To measure the performance, I am doing something like below:
int min = 0, max = 2000000, sampleSize = 3000000;
int[] hds = { 2000, 5000, 6000, 10000, 20000, 500000, 1000000, 2000000 };
List<Double> guavaCollisons = new ArrayList<>();
UniformIntegerDistribution runif = new UniformIntegerDistribution(min, max);
Arrays.stream(hds)
.forEach(hd -> {
int seed = runif.sample();
HashFunction hf = Hashing.murmur3_32(seed);
Map<Integer, Set<Integer>> guava = new HashMap<>();
Arrays.stream(runif.sample(sampleSize))
.forEach(key -> {
int guavaHash = Hashing.consistentHash(hf.hashInt(key), hd);
if (!guava.containsKey(guavaHash))
guava.put(guavaHash, new HashSet<Integer>());
guava.get(guavaHash).add(key);
});
double guavaCollisionHd = guava.entrySet()
.stream()
.mapToInt(entry -> entry.getValue()
.size())
.average()
.getAsDouble();
guavaCollisons.add(guavaCollisionHd);
System.out.println("Available buckets = " + hd
+ ", unutilized = " + (hd - guava.keySet().size())
+ ", guava collision = " + guavaCollisionHd);
});
double guavaCollision = Stats.meanOf(guavaCollisons);
System.out.println("Average collision = " + guavaCollision);
My questions are:
- Is this a correct way to implement the 'hash' part of feature hashing?
- Is this a correct way to measure the collision rate of the hashing technique?
-
\$\begingroup\$ If you are downvoting, please provide reason; otherwise I can't improve the quality of this question. \$\endgroup\$Sayan Pal– Sayan Pal2017年03月11日 07:56:51 +00:00Commented Mar 11, 2017 at 7:56
1 Answer 1
Simplified code:
List<Double> guavaCollisions = Arrays.stream(hashDimensions)
.map(dimension -> {
HashFunction hashFunction = Hashing.murmur3_32(runif.sample());
Map<Integer, Long> guavaCounts = Arrays.stream(runif.sample(sampleSize))

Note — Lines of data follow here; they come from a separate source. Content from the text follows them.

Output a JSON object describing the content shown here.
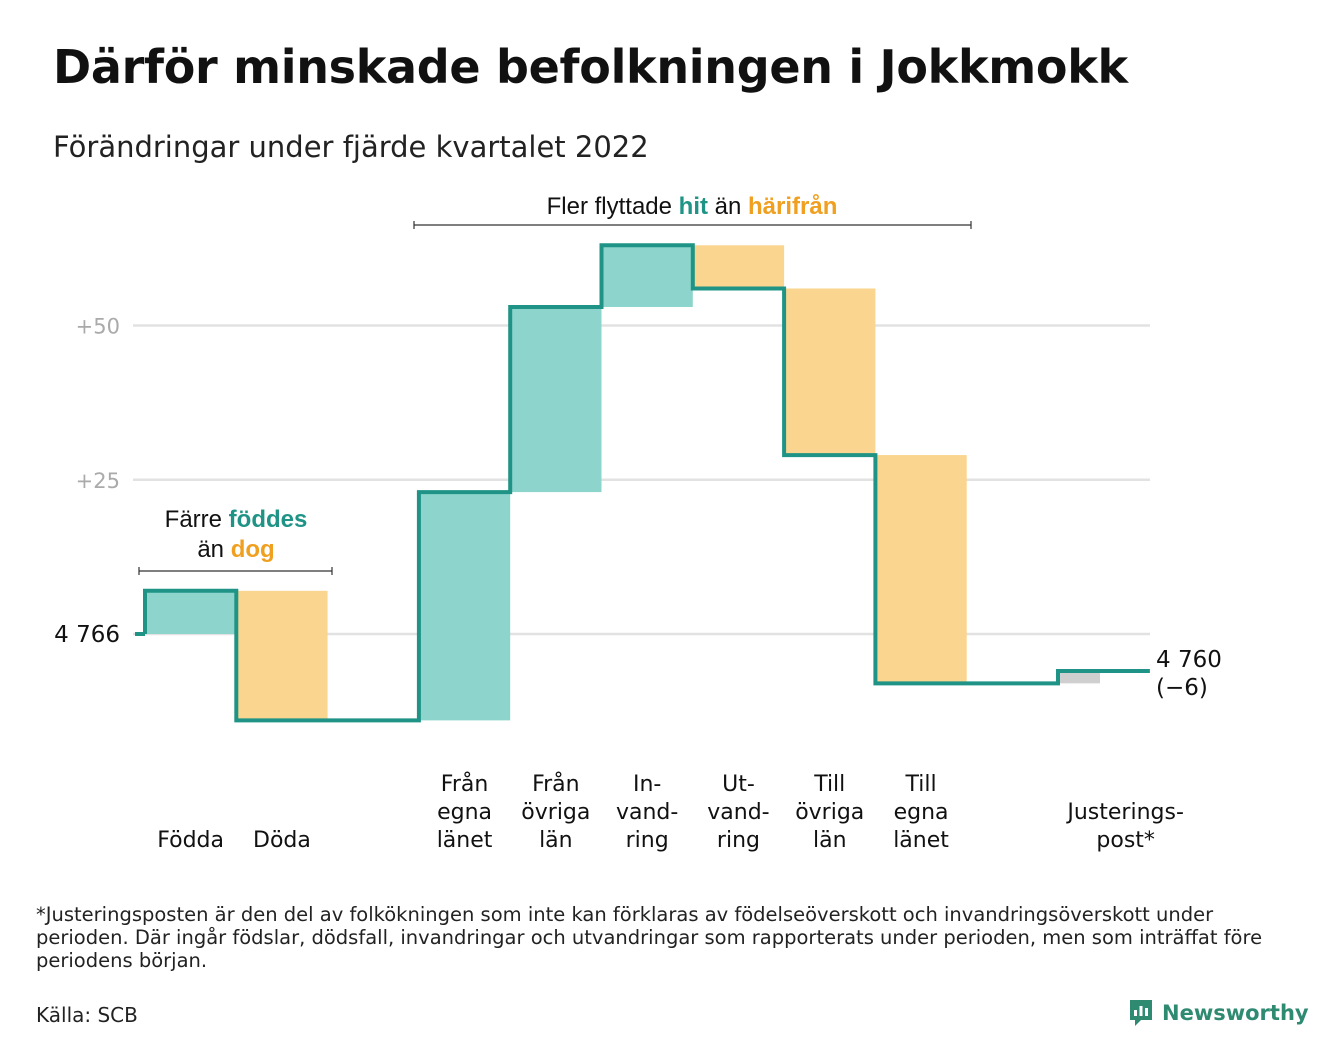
{
  "title": "Därför minskade befolkningen i Jokkmokk",
  "subtitle": "Förändringar under fjärde kvartalet 2022",
  "colors": {
    "inflow": "#8dd5cc",
    "outflow": "#f9d58f",
    "adjustment": "#cfcfcf",
    "line": "#1f9486",
    "highlight_teal": "#1f9486",
    "highlight_orange": "#f0a020",
    "gridline": "#e2e2e2",
    "brand": "#2f8a72"
  },
  "annotations": {
    "left": {
      "line1_pre": "Färre ",
      "line1_hl": "föddes",
      "line2_pre": "än ",
      "line2_hl": "dog"
    },
    "top": {
      "pre": "Fler flyttade ",
      "hl1": "hit",
      "mid": " än ",
      "hl2": "härifrån"
    }
  },
  "chart_data": {
    "type": "waterfall",
    "start_label": "4 766",
    "end_label": "4 760",
    "end_change_label": "(−6)",
    "y_ticks": [
      {
        "value": 25,
        "label": "+25"
      },
      {
        "value": 50,
        "label": "+50"
      }
    ],
    "ylim": [
      -15,
      63
    ],
    "steps": [
      {
        "label": [
          "Födda"
        ],
        "value": 7,
        "kind": "in"
      },
      {
        "label": [
          "Döda"
        ],
        "value": -21,
        "kind": "out"
      },
      {
        "label": [],
        "value": 0,
        "kind": "gap"
      },
      {
        "label": [
          "Från",
          "egna",
          "länet"
        ],
        "value": 37,
        "kind": "in"
      },
      {
        "label": [
          "Från",
          "övriga",
          "län"
        ],
        "value": 30,
        "kind": "in"
      },
      {
        "label": [
          "In-",
          "vand-",
          "ring"
        ],
        "value": 10,
        "kind": "in"
      },
      {
        "label": [
          "Ut-",
          "vand-",
          "ring"
        ],
        "value": -7,
        "kind": "out"
      },
      {
        "label": [
          "Till",
          "övriga",
          "län"
        ],
        "value": -27,
        "kind": "out"
      },
      {
        "label": [
          "Till",
          "egna",
          "länet"
        ],
        "value": -37,
        "kind": "out"
      },
      {
        "label": [],
        "value": 0,
        "kind": "gap"
      },
      {
        "label": [
          "Justerings-",
          "post*"
        ],
        "value": 2,
        "kind": "adj"
      }
    ]
  },
  "footnote": "*Justeringsposten är den del av folkökningen som inte kan förklaras av födelseöverskott och invandringsöverskott under perioden. Där ingår födslar, dödsfall, invandringar och utvandringar som rapporterats under perioden, men som inträffat före periodens början.",
  "source": "Källa: SCB",
  "brand": {
    "name": "Newsworthy",
    "icon": "newsworthy-logo-icon"
  }
}
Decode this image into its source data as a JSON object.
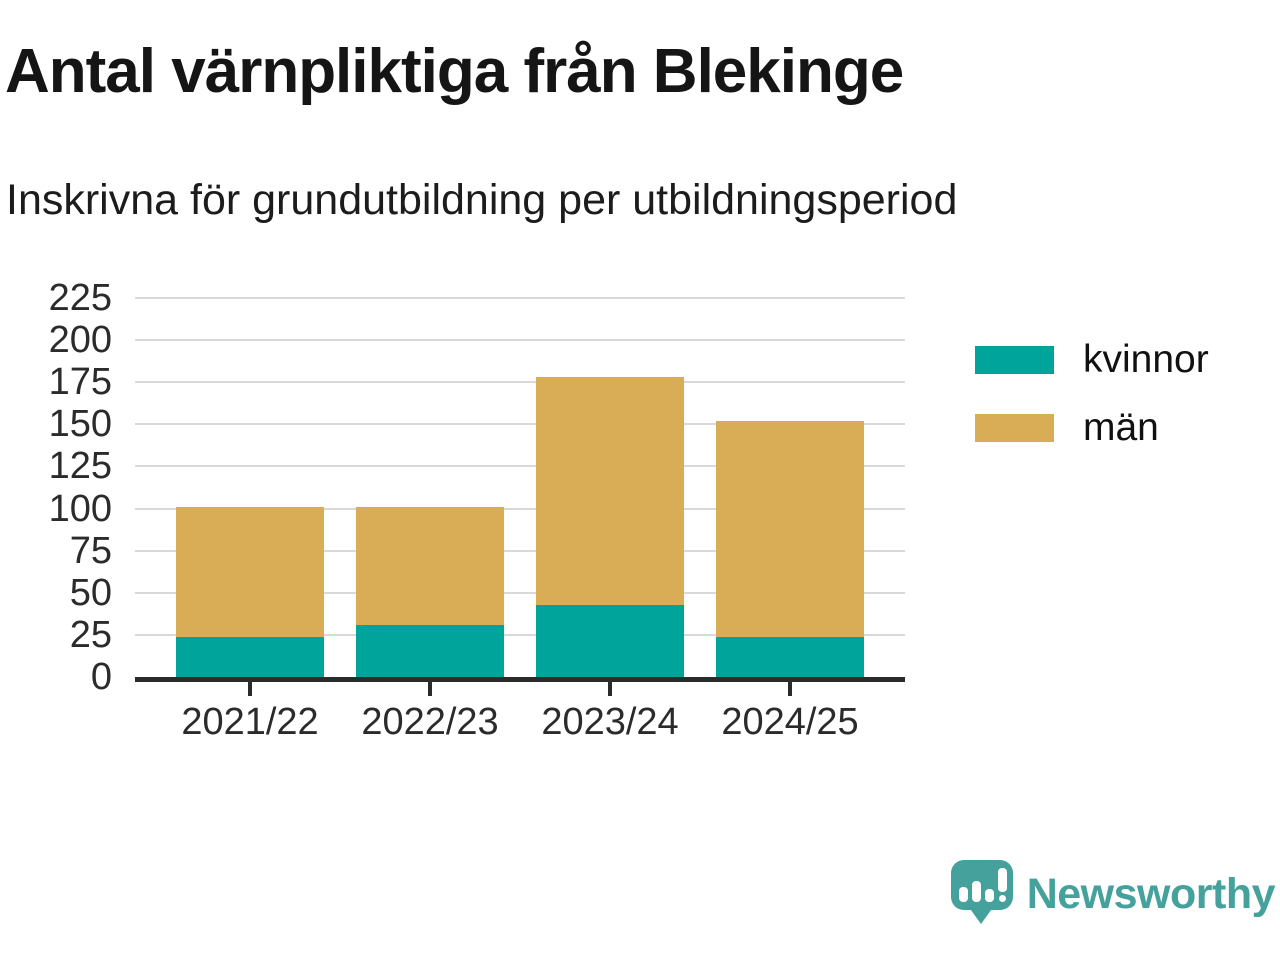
{
  "title": "Antal värnpliktiga från Blekinge",
  "subtitle": "Inskrivna för grundutbildning per utbildningsperiod",
  "chart_data": {
    "type": "bar",
    "stacked": true,
    "categories": [
      "2021/22",
      "2022/23",
      "2023/24",
      "2024/25"
    ],
    "series": [
      {
        "name": "kvinnor",
        "color": "#00a49b",
        "values": [
          24,
          31,
          43,
          24
        ]
      },
      {
        "name": "män",
        "color": "#d9ad56",
        "values": [
          77,
          70,
          135,
          128
        ]
      }
    ],
    "totals": [
      101,
      101,
      178,
      152
    ],
    "title": "Antal värnpliktiga från Blekinge",
    "subtitle": "Inskrivna för grundutbildning per utbildningsperiod",
    "xlabel": "",
    "ylabel": "",
    "ylim": [
      0,
      225
    ],
    "ytick_step": 25,
    "grid": true,
    "legend_position": "right"
  },
  "legend": {
    "items": [
      {
        "label": "kvinnor",
        "color": "#00a49b"
      },
      {
        "label": "män",
        "color": "#d9ad56"
      }
    ]
  },
  "branding": {
    "logo_text": "Newsworthy",
    "logo_icon": "speech-bubble-bar-chart-icon"
  },
  "colors": {
    "accent_brand": "#44a19b",
    "axis": "#2b2b2b",
    "grid": "#d9d9d9",
    "text_dark": "#151515",
    "background": "#ffffff"
  }
}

.collect(Collectors.groupingBy(key -> Hashing.consistentHash(hashFunction.hashInt(key), dimension),
Collectors.counting());
return guavaCounts.values().stream().mapToLong(id -> id).average().getAsDouble();
}).collect(Collectors.toList());
Reasoning:
Inlined the
seed
. Keeping theseed
variable there isn't necessary since we don't use it anymore, not even in the logging-statement.Used
collect
instead offorEach(el -> collection.add(el))
to create Collections which is more idiomatic.Dropped the
Set<Integer>
from theMap
, since we don't actually ever use the Integers we keep in memory here, but instead only want the number of unique integers. (Note that currently I don't check for uniqueness, which means the semantics changed)Simplified the calculation of
average
fromguavaCounts
by not streaming the entry-set and then mapping to value, which could be simplified by usingEntry::getValue
, but directly streaming thevalues()
.Dropped the
System.out
because it's incredibly slow in comparison, a side-effect that shouldn't be happening in aStream
and doesn't add viable information to the "final" result of the code.Renamed
hds
,hd
andhf
because shortening names is pointless. I'd have preferred to also renamerunif
, but didn't find a better name, which would remain succinct.